Sunday, June 14, 2015

JFK Assassination: The Hidell Draft Card

One thing that has nagged at me for the last 50+ years is the "Hidell Draft Card" that was allegedly found in the possession of Lee Harvey Oswald, which neatly tied him into the receipt of the Mannlicher-Carcano rifle sent to the Hidell PO box. It did tie up neatly several threads of the "investigation", but I don't think I've ever seen a real serious analysis of that card itself.


Take a look at that card. It kind of looks like a "regular issue" draft card, except for one glaring exception: The photograph.

Selective Service registration cards did not have photographs.

Putting aside the questions as to whether that photo really is LHO, but assuming the Warren Report is correct and Oswald created that phony draft card so he'd have some kind of photo ID, the question is this: Why would he go out of his way to create a phony ID that pretty much every male in the United States would look at askance, since draft cards NEVER contained a photograph? Every male over the age of 18, at least since the end of WWII, was issued a draft card. Who would not question the validity of one that had a photograph?

So what do those numbers on draft cards indicate? Like Social Security numbers, they were an easy way to identify an individual.

Mine was 45 23 45 152

First box -- state (e.g., Washington is 45), arranged alphabetically (Alaska and Hawaii were not states when this was first set up, which is why the count is off now; Washington should be 47).
Second box -- Draft board number within the state (23), usually consisting of a county or similar administrative subdivision.
Third box -- Year of birth (1945).
Fourth box -- Numerical count of people registering for that birth year -- (I was the 152nd person to register).
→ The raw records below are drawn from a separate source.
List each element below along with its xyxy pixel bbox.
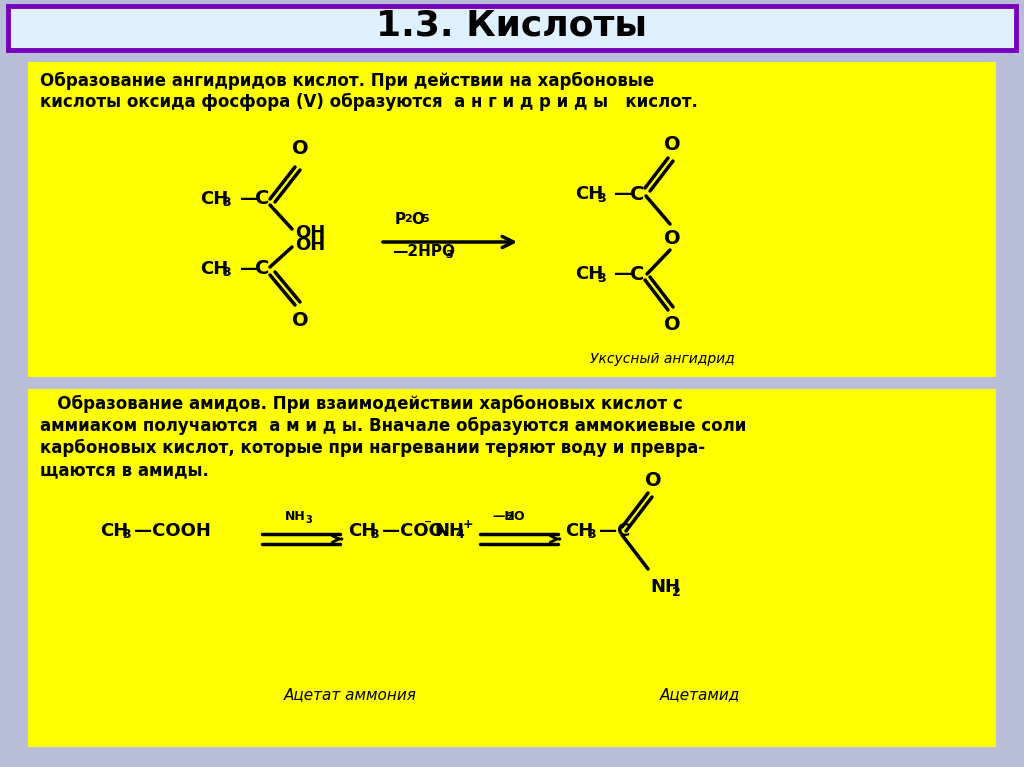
Text: —C: —C <box>599 522 631 540</box>
Text: 2: 2 <box>404 214 412 224</box>
Text: ⁻: ⁻ <box>424 518 432 532</box>
Text: OH: OH <box>295 224 326 242</box>
Text: 1.3. Кислоты: 1.3. Кислоты <box>377 9 647 43</box>
Text: 3: 3 <box>222 266 230 279</box>
Text: +: + <box>463 518 474 532</box>
FancyBboxPatch shape <box>28 389 996 747</box>
Text: O: O <box>645 472 662 491</box>
Text: 3: 3 <box>597 272 605 285</box>
Text: —COOH: —COOH <box>134 522 211 540</box>
Text: 3: 3 <box>597 192 605 205</box>
Text: CH: CH <box>200 190 228 208</box>
Text: O: O <box>664 134 680 153</box>
Text: C: C <box>255 259 269 278</box>
Text: —: — <box>240 190 258 208</box>
Text: OH: OH <box>295 236 326 254</box>
Text: O: O <box>292 140 308 159</box>
Text: 2: 2 <box>506 512 513 522</box>
Text: 3: 3 <box>370 528 379 542</box>
Text: O: O <box>513 511 523 524</box>
Text: C: C <box>630 185 644 203</box>
FancyBboxPatch shape <box>8 6 1016 50</box>
Text: —: — <box>240 260 258 278</box>
Text: O: O <box>664 314 680 334</box>
Text: CH: CH <box>575 185 603 203</box>
Text: кислоты оксида фосфора (V) образуются  а н г и д р и д ы   кислот.: кислоты оксида фосфора (V) образуются а … <box>40 93 698 111</box>
Text: 3: 3 <box>222 196 230 209</box>
Text: 3: 3 <box>587 528 596 542</box>
Text: Образование амидов. При взаимодействии харбоновых кислот с: Образование амидов. При взаимодействии х… <box>40 395 683 413</box>
Text: 3: 3 <box>122 528 131 542</box>
Text: 5: 5 <box>421 214 429 224</box>
Text: аммиаком получаются  а м и д ы. Вначале образуются аммокиевые соли: аммиаком получаются а м и д ы. Вначале о… <box>40 417 746 435</box>
Text: CH: CH <box>100 522 128 540</box>
Text: CH: CH <box>575 265 603 283</box>
Text: CH: CH <box>565 522 593 540</box>
Text: C: C <box>255 189 269 209</box>
Text: —COO: —COO <box>382 522 443 540</box>
Text: O: O <box>411 212 424 226</box>
Text: CH: CH <box>348 522 376 540</box>
Text: —: — <box>614 185 632 203</box>
Text: CH: CH <box>200 260 228 278</box>
Text: Уксусный ангидрид: Уксусный ангидрид <box>590 352 735 366</box>
Text: Ацетамид: Ацетамид <box>659 687 740 702</box>
Text: —: — <box>614 265 632 283</box>
Text: 2: 2 <box>672 585 681 598</box>
Text: 3: 3 <box>305 515 311 525</box>
Text: NH: NH <box>285 511 306 524</box>
Text: NH: NH <box>434 522 464 540</box>
FancyBboxPatch shape <box>28 62 996 377</box>
Text: NH: NH <box>650 578 680 596</box>
Text: 4: 4 <box>455 528 464 542</box>
Text: —H: —H <box>492 511 515 524</box>
Text: —2HPO: —2HPO <box>392 243 455 258</box>
Text: P: P <box>395 212 407 226</box>
Text: C: C <box>630 265 644 284</box>
Text: O: O <box>664 229 680 248</box>
Text: O: O <box>292 311 308 330</box>
Text: 3: 3 <box>445 250 453 260</box>
Text: Ацетат аммония: Ацетат аммония <box>284 687 417 702</box>
Text: щаются в амиды.: щаются в амиды. <box>40 461 209 479</box>
Text: Образование ангидридов кислот. При действии на харбоновые: Образование ангидридов кислот. При дейст… <box>40 72 654 91</box>
Text: карбоновых кислот, которые при нагревании теряют воду и превра-: карбоновых кислот, которые при нагревани… <box>40 439 706 457</box>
"Hidell" Selective Service Number: 42 224 39 5321

Unless I miss my guess, 42 was Utah (Texas was 41), and it's doubtful there were 224 local draft boards in Utah. Oswald was born in 1939, but again it's doubtful that there were over 5,000 men at that draft board born in 1939.

So it's kind of odd that Oswald would put a photo on his already-obviously fake Hidell draft card, when literally every male in the country knew what one was supposed to look like. This really doesn't pass the "smell test".
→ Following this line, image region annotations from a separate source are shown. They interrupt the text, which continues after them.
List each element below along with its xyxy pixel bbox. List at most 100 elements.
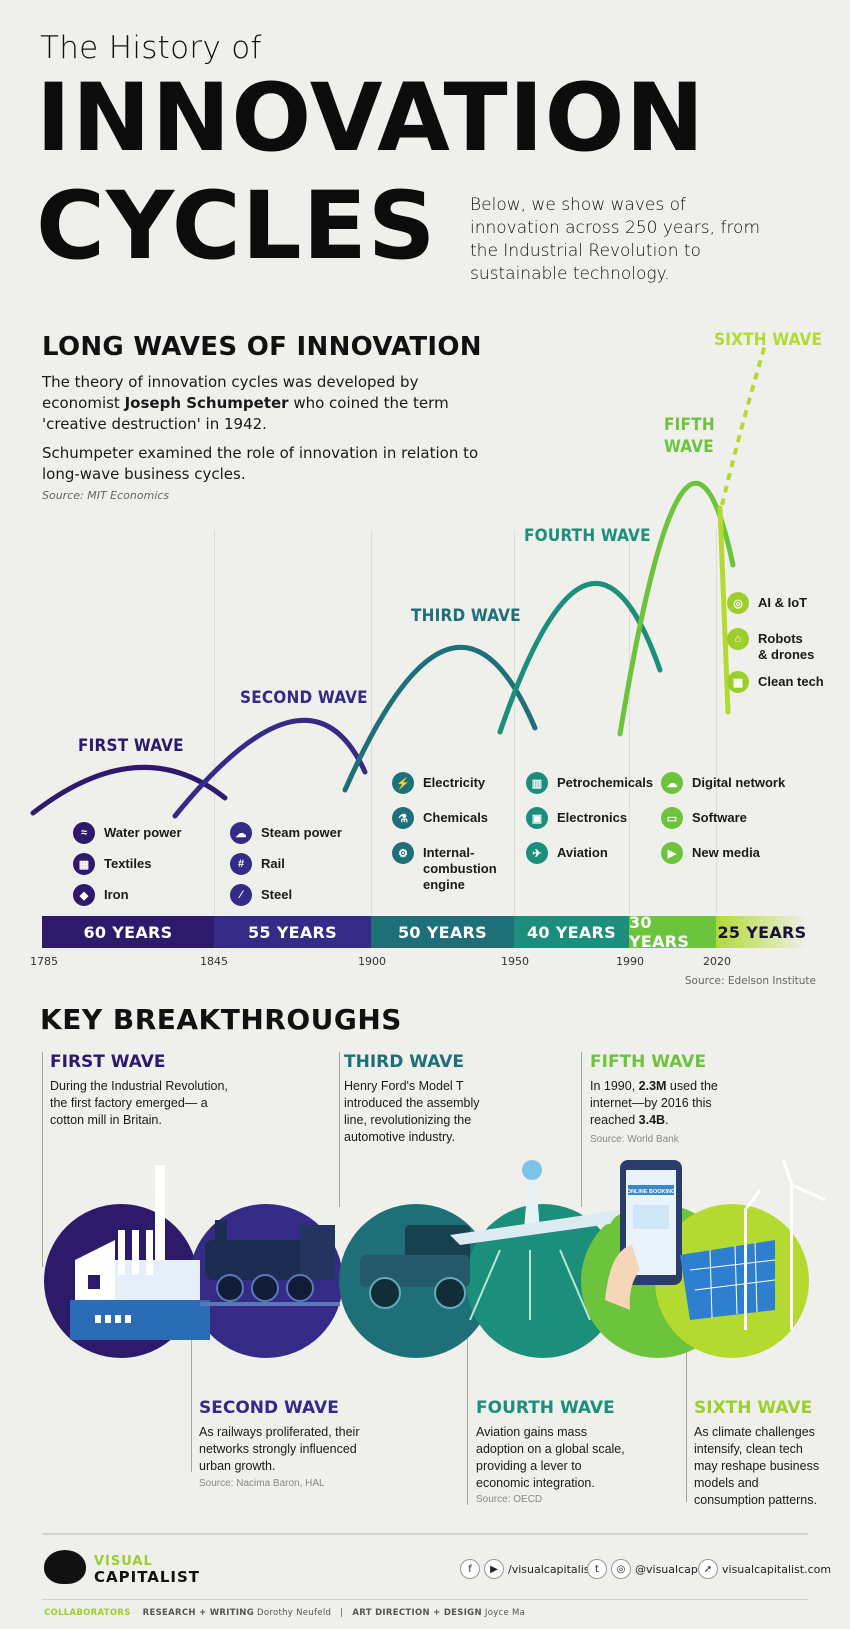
fb-handle[interactable]: /visualcapitalist [508, 1562, 594, 1576]
twitter-icon[interactable]: t [587, 1559, 607, 1579]
wave-curve-3 [342, 644, 538, 793]
wave-label-2: SECOND WAVE [240, 688, 368, 708]
bk-third-text: Henry Ford's Model T introduced the asse… [344, 1079, 480, 1144]
wave-label-4: FOURTH WAVE [524, 526, 651, 546]
bk-second-source: Source: Nacima Baron, HAL [199, 1478, 325, 1489]
social-website[interactable]: ➚ visualcapitalist.com [698, 1559, 831, 1579]
bk-fourth-head: FOURTH WAVE [476, 1398, 615, 1418]
textile-icon: ▦ [73, 853, 95, 875]
tw-handle[interactable]: @visualcap [635, 1562, 698, 1576]
duration-band-6: 25 YEARS [716, 916, 808, 948]
intro-text: Below, we show waves of innovation acros… [470, 195, 761, 284]
media-icon: ▶ [661, 842, 683, 864]
year-label: 1990 [616, 955, 644, 968]
duration-band-3: 50 YEARS [371, 916, 514, 948]
facebook-icon[interactable]: f [460, 1559, 480, 1579]
bk-fifth-head: FIFTH WAVE [590, 1052, 707, 1072]
steam-icon: ☁ [230, 822, 252, 844]
schumpeter-paragraph: The theory of innovation cycles was deve… [42, 372, 482, 435]
connector-line [467, 1330, 468, 1505]
bk-third-head: THIRD WAVE [344, 1052, 465, 1072]
electricity-icon: ⚡ [392, 772, 414, 794]
year-label: 2020 [703, 955, 731, 968]
chemicals-icon: ⚗ [392, 807, 414, 829]
p1-bold: Joseph Schumpeter [124, 394, 289, 412]
era-divider [716, 530, 717, 915]
tech-item: ≈ Water power [73, 822, 182, 844]
year-label: 1785 [30, 955, 58, 968]
duration-band-2: 55 YEARS [214, 916, 371, 948]
connector-line [339, 1052, 340, 1207]
tech-item: ◆ Iron [73, 884, 129, 906]
software-icon: ▭ [661, 807, 683, 829]
year-label: 1900 [358, 955, 386, 968]
logo-capitalist: CAPITALIST [94, 1568, 201, 1586]
robot-icon: ⌂ [727, 628, 749, 650]
era-divider [371, 530, 372, 915]
duration-band-5: 30 YEARS [629, 913, 716, 951]
online-booking-text: ONLINE BOOKING [627, 1189, 676, 1195]
title-small: The History of [40, 30, 262, 66]
tech-item: ▭ Software [661, 807, 747, 829]
p1-after: who coined the term 'creative destructio… [42, 394, 449, 433]
wave-curve-6-dashed [720, 344, 767, 506]
edelson-source: Source: Edelson Institute [684, 975, 816, 987]
train-illustration [200, 1220, 340, 1306]
tech-item: ▶ New media [661, 842, 760, 864]
tech-item: ▥ Petrochemicals [526, 772, 653, 794]
key-breakthroughs-title: KEY BREAKTHROUGHS [40, 1003, 402, 1036]
network-icon: ☁ [661, 772, 683, 794]
youtube-icon[interactable]: ▶ [484, 1559, 504, 1579]
wave-label-1: FIRST WAVE [78, 736, 184, 756]
steel-icon: ⁄ [230, 884, 252, 906]
cursor-icon[interactable]: ➚ [698, 1559, 718, 1579]
social-facebook-youtube[interactable]: f ▶ /visualcapitalist [460, 1559, 594, 1579]
bk-first-text: During the Industrial Revolution, the fi… [50, 1079, 228, 1127]
schumpeter-paragraph-2: Schumpeter examined the role of innovati… [42, 444, 479, 483]
engine-icon: ⚙ [392, 842, 414, 864]
bk-second-text: As railways proliferated, their networks… [199, 1425, 360, 1473]
wave-curves [30, 344, 767, 819]
site-link[interactable]: visualcapitalist.com [722, 1562, 832, 1576]
wave-curve-6 [717, 505, 731, 715]
mit-source: Source: MIT Economics [42, 489, 170, 502]
year-label: 1950 [501, 955, 529, 968]
collaborators-line: COLLABORATORS RESEARCH + WRITING Dorothy… [44, 1608, 526, 1618]
tech-item: ⚗ Chemicals [392, 807, 488, 829]
tech-item: ☁ Steam power [230, 822, 342, 844]
tech-item: ⚙ Internal- combustion engine [392, 842, 497, 893]
year-label: 1845 [200, 955, 228, 968]
bk-fifth-source: Source: World Bank [590, 1134, 679, 1145]
tech-item: ☁ Digital network [661, 772, 785, 794]
tech-item: ▦ Textiles [73, 853, 151, 875]
long-waves-title: LONG WAVES OF INNOVATION [42, 332, 482, 362]
connector-line [686, 1330, 687, 1502]
wave-label-6: SIXTH WAVE [714, 330, 823, 350]
logo-visual: VISUAL [94, 1554, 153, 1569]
bk-fifth-text: In 1990, 2.3M used the internet—by 2016 … [590, 1079, 718, 1127]
ai-icon: ◎ [727, 592, 749, 614]
era-divider [514, 530, 515, 915]
water-icon: ≈ [73, 822, 95, 844]
social-twitter-instagram[interactable]: t ◎ @visualcap [587, 1559, 698, 1579]
tech-item: ✈ Aviation [526, 842, 608, 864]
chip-icon: ▣ [526, 807, 548, 829]
instagram-icon[interactable]: ◎ [611, 1559, 631, 1579]
iron-icon: ◆ [73, 884, 95, 906]
connector-line [42, 1052, 43, 1267]
tech-item: ⌂ Robots & drones [727, 628, 814, 663]
rail-icon: # [230, 853, 252, 875]
tech-item: ▦ Clean tech [727, 671, 824, 693]
vc-logo-icon [44, 1550, 86, 1584]
plane-icon: ✈ [526, 842, 548, 864]
bk-second-head: SECOND WAVE [199, 1398, 339, 1418]
tech-item: ▣ Electronics [526, 807, 627, 829]
duration-band-4: 40 YEARS [514, 916, 629, 948]
title-innovation: INNOVATION [36, 64, 706, 173]
factory-illustration [70, 1165, 210, 1340]
factory-icon: ▥ [526, 772, 548, 794]
footer-divider [42, 1533, 808, 1535]
p1-before: The theory of innovation cycles was deve… [42, 373, 419, 412]
bk-fourth-text: Aviation gains mass adoption on a global… [476, 1425, 625, 1490]
era-divider [629, 530, 630, 915]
I don't know, of course, and as usual, what it really means. It's just another anomaly in an event that is so chock full of anomalies that they are spilling out over the top.

2 Comments:

BadTux said...

Clearly he presented it to a lady clerk. The ladies likely wouldn't have much experience looking at draft cards.

Farnsworth68 said...

Except that the vast majority of postal clerks circa 1963 were male. Depending on the luck of the draw, he was way more likely to have to deal with a male clerk. I'm not making an extra big deal of this. It's just another small and somewhat jarring anomaly in a situation jammed with them.